New Year's Day arrived. Our custom was to go to my mother's house, where we would uphold my Southern grandmother's tradition of eating black-eyed peas on the first day of the New Year for good luck. If you aren't familiar with this practice, it began after the Civil War, when food was scarce in the South, and black-eyed peas, which were used for feeding the animals, became the means by which many Southerners fed their families. It has been their tradition ever since, and I imagine we were probably one of the few West Coast families that followed the South in this custom. Anyhow, I announced to my children, since we were no longer within driving distance of Grandma's house, that I would be carrying on my mother and grandmother's tradition, and I would be cooking black-eyed peas for dinner that evening.
"Yuck," my son moaned, "I never liked Grandma's black-eyed peas. You never cook anything good anymore,” he lamented for the second time that week. His comment may sound ungrateful, after all, wasn't I cooking? But the truth is, when I did cook I usually just threw something together quickly to get the job done. What he missed was not only regular meals, but meals cooked with TLC.
"Really, Ma?" my daughter chimed in diplomatically. "Can't we do something a little more interesting today?"
"It's New Year's and we need to carry on Grandma's tradition, and on top of that, I made a New Year's resolution to have a home-cooked meal on the table every night that we were home," I said.
My son's eyes lit up and with a twinkle in them, he said, "Really? That sounds dandy!"
So, black-eyed peas accompanied with all the fix'ins it was, and enjoy ourselves we did. We chatted, we laughed, and we had a good, cozy time together. Afterwards, we cleaned up and sat around chatting some more.
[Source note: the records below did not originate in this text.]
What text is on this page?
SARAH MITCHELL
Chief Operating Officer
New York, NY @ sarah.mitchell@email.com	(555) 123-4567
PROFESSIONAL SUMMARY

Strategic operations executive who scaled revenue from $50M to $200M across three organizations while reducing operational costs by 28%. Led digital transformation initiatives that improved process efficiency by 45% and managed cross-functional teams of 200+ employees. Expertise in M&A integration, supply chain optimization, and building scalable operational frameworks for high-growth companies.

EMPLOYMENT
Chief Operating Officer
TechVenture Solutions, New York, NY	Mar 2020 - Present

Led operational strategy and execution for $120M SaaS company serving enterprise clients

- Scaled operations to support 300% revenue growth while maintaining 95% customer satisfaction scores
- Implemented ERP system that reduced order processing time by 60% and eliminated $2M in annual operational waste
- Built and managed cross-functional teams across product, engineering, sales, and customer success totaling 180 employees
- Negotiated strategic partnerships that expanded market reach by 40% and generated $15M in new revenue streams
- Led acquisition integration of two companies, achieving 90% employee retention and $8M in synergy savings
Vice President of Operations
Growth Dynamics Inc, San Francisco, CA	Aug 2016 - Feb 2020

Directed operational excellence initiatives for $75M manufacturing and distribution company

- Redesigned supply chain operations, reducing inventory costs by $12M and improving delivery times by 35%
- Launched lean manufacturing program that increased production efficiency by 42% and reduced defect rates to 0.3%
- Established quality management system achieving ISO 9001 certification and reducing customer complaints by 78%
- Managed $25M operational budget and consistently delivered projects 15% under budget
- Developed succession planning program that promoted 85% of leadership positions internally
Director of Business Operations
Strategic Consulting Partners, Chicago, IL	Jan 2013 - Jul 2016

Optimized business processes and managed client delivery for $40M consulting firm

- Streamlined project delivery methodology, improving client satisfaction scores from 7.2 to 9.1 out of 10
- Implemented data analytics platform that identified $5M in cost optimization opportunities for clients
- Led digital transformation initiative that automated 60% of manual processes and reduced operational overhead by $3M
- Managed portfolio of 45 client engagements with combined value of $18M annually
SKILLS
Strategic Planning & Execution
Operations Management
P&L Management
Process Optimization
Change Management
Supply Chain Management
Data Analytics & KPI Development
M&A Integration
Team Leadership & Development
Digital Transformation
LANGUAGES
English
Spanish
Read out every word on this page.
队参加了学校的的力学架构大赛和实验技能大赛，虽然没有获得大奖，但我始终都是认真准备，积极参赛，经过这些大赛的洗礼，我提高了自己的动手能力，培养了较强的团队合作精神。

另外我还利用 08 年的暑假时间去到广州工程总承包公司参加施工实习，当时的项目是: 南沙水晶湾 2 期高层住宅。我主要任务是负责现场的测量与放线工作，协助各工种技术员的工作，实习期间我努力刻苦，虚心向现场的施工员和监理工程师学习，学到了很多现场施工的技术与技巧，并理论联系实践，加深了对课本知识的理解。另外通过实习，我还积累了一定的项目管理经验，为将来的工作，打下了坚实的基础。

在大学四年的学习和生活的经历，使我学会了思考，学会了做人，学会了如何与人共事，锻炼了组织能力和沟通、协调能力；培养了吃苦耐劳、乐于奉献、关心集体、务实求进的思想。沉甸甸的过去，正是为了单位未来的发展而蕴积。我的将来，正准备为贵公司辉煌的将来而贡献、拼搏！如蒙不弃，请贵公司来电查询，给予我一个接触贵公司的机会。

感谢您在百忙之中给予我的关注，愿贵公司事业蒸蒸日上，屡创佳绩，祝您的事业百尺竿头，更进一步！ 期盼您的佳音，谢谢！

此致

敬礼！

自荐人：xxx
It made me think about my own mother and how, after a long afternoon of playing with friends, I would come home to the smell of home-cooked food on the stove. It's a feeling a child never forgets, a feeling that all is right with the world. But, since then, with many women working and the hustle and bustle of modern life taking its toll, we mothers, don't always feel like we have time to cook a proper meal and connect as a family over the dinner table. However, we all have to eat to stay alive, and it is the one thing we have in common that we can do together every single day. If we make a conscious effort to make dinner time a priority, we will find that we can find time to cook and, consequently, we will also find we have happier children who feel that all is right with the world, at least when mom's in the kitchen cooking.